So, as I have said many times and places, my childhood home away from home was the Quincy Public Library, which looked like a castle; the children's reading room was in a tower. I was the Queen of Reading.
I checked out three particular books so often the librarian called my mother; they reached an agreement: Michalea can check out these books once a month. She cannot renew them. What were the three books? Great Queens of History, Cleopatra of Egypt, and a book of mythology. Right then and there, I was hooked on Egypt. At the time, I didn't know Cleopatra wasn't a REAL Egyptian.
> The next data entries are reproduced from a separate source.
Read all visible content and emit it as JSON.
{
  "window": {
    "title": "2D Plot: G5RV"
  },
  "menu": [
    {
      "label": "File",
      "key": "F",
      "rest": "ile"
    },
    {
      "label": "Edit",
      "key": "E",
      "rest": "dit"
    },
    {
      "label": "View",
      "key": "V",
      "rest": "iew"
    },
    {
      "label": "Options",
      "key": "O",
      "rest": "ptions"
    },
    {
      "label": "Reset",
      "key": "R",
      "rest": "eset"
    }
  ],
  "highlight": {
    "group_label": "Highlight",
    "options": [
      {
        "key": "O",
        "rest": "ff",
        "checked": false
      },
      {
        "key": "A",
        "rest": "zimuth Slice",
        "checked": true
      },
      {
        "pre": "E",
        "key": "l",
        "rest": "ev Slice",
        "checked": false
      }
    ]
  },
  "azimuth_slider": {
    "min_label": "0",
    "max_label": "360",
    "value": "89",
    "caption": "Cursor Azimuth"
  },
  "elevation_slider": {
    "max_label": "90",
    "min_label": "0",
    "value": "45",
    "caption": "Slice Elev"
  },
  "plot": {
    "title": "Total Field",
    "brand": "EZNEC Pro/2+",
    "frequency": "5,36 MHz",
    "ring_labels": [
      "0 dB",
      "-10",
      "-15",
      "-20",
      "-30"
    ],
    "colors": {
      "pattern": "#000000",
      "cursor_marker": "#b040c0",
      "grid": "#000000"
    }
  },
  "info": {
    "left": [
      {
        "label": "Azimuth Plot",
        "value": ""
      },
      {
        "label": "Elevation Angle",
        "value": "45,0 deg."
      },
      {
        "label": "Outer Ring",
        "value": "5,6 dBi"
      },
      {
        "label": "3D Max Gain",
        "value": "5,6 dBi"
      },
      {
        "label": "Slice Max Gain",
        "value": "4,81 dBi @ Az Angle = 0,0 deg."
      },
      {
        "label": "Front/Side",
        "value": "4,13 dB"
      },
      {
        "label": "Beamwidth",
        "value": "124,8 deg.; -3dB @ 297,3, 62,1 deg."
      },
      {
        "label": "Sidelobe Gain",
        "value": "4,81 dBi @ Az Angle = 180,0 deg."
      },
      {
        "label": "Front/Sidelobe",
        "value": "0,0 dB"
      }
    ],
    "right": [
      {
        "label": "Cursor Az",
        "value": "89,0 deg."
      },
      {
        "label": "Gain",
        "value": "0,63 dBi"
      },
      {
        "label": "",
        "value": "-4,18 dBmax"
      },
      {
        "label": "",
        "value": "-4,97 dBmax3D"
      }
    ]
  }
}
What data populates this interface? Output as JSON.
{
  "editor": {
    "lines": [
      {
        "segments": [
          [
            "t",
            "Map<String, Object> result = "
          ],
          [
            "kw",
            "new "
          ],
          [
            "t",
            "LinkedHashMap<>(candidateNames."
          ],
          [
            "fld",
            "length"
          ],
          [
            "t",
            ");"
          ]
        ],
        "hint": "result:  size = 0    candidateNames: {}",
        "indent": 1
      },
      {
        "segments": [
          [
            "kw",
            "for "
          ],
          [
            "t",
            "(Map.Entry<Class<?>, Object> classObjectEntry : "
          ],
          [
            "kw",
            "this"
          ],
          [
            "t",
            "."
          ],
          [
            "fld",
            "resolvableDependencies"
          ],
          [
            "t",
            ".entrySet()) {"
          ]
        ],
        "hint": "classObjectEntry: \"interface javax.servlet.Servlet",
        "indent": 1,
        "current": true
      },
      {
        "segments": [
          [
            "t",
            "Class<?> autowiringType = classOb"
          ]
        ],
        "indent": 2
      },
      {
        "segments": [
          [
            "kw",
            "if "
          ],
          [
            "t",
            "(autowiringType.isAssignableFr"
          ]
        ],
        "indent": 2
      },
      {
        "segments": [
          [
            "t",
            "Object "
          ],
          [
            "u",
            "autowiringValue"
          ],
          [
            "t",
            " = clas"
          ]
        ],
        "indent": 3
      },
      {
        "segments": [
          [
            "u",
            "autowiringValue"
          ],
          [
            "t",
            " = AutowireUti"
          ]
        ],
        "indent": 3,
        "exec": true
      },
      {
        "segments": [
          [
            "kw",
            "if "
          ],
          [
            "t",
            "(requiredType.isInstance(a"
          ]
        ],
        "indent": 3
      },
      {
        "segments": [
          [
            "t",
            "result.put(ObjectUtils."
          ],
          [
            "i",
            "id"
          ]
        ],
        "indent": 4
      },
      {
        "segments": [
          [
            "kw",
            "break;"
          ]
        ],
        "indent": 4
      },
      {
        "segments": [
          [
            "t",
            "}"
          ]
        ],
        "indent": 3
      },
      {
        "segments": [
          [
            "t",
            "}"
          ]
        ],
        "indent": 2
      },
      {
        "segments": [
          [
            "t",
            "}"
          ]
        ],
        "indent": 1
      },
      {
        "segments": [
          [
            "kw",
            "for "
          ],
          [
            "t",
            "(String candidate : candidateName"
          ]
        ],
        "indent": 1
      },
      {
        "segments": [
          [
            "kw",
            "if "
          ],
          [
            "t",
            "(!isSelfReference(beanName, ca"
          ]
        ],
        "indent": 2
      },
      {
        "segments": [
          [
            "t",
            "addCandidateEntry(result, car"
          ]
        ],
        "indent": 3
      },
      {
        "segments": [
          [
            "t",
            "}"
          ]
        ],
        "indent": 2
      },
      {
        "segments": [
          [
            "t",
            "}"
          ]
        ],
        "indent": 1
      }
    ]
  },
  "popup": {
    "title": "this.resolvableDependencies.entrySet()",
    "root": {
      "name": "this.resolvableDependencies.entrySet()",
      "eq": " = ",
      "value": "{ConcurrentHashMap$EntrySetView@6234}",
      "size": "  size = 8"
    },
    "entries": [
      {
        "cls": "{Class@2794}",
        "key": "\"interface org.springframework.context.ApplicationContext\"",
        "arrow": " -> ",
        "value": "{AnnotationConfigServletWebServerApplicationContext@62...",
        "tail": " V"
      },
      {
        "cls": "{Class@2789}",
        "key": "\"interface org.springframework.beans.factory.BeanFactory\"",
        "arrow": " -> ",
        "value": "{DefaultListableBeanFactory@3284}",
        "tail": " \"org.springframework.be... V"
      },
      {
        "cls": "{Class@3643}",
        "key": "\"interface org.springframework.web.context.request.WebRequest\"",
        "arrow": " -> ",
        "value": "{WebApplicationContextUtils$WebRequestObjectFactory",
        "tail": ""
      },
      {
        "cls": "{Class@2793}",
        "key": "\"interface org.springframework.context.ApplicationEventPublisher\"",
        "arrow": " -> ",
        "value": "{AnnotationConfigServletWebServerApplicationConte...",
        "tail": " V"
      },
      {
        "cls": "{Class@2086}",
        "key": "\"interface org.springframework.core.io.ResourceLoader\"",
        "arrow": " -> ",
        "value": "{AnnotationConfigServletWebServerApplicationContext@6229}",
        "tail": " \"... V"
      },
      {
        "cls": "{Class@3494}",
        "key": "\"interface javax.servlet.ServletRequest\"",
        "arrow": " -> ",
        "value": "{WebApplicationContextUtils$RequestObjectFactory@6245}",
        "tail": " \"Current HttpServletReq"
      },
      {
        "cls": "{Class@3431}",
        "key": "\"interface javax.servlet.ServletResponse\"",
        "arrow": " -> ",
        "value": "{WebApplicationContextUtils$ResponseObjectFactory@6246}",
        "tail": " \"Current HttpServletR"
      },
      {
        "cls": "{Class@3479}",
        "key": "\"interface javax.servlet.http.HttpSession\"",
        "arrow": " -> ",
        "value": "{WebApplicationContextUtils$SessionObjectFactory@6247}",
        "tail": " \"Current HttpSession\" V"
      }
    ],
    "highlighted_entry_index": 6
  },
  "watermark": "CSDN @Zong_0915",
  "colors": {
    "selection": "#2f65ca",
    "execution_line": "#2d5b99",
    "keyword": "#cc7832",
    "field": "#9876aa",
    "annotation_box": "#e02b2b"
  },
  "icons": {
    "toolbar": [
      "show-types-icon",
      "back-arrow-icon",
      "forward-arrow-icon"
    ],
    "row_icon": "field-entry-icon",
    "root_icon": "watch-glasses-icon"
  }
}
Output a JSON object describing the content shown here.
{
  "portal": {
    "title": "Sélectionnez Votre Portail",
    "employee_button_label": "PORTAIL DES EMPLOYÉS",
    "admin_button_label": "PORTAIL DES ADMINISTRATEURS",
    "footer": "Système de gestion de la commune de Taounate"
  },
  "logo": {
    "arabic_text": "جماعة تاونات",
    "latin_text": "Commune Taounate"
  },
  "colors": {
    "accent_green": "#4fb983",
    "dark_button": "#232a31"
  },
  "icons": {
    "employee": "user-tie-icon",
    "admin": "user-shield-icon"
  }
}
During my formative years, my Egyptian and mummy experiences were limited. I kept a spiral notebook of clippings and sayings about Egypt. One notable entry was a bit of dialog from the old Dick Van Dyke show where Dick played Mark Antony and Mary Tyler Moore played Cleopatra at the community theater of New Rochelle. It was all pretty mundane, but I was dedicated.
In my tenth year, that all changed. I spent the entire summer with my aunt in Chicago, who made it her mission in life to introduce me to museums and culture in general, but most specifically, the Field Museum. Deep in the basement of the Field Museum were the mummies. I'd heard about mummies, but seeing the small mummy of a child (shown beside this paragraph) was profound experience for me. Of course, there were several other mummies at the museum, all mysterious and beautiful.
No doubt this picture from 1870 ofselling mummies in Luxor is how so many mummies came to be in the Field Museum.
Seeing the mummies opened the door to questions about immortality and my place in the history of the world. It also was my first real introduction to Egypt beyond Cleopatra. On Fridays, my aunt let me choose where I wanted to go, and I visited the mummy section many, many times. It was the site of my first vow to visit Egypt.
Fast forward to 1977 when I, along with 1.3 million Americans saw the Treasures of Tutankamun in a touring exhibit in the US. Naturally, I saw it at the Field Museum, my old childhood stomping grounds. It was a special treat for me, because my husband served on the Illinois Arts Council, and I was able to go on an after hours visit with about 20 other people and an Egyptologist from the University of Chicago. The exhibit was set up to mimic a tomb, the lighting was shadowy and mysterious. It was marvelous, and afterwards I made my way to the basement to pay my respects to my childhood mummy and renew my vow to visit Egypt.
In 2006, I actually made it to Egypt, and one of the places I visited was the Mummy Room at the Egyptian Museum in Cairo where I saw the mummy of Ramses the Great. It was thrilling, because I had followed the news of his visit to Paris, traveling on an Egyptian passport and receiving a 21-gun salute.
When I went back to Egypt, they had just discovered the mummy of Hatsheput, so I visited the Mummy Room again to see her before visiting her mortuary temple.
Since then, my life has been relatively mummy-free, unless you count research on the mummification of Osiris for my novel, Queen of Heka, until the Labor Day holiday here in the U.S. My daughter came to visit from Texas, and we took the train to Chicago for a couple of days of culture. We visited the Field Museum.
Since my first visit, the museum built a three-story recreation of a mastaba, featuring two authentic rooms from the 5,000-year-old tomb of pharaoh’s son Unis-Ankh. You enter the top-level, and when you exit at the lower level, you are near the mummy exhibit, which in many ways, hasn't changed that much since I was 10. It was like meeting an old friend.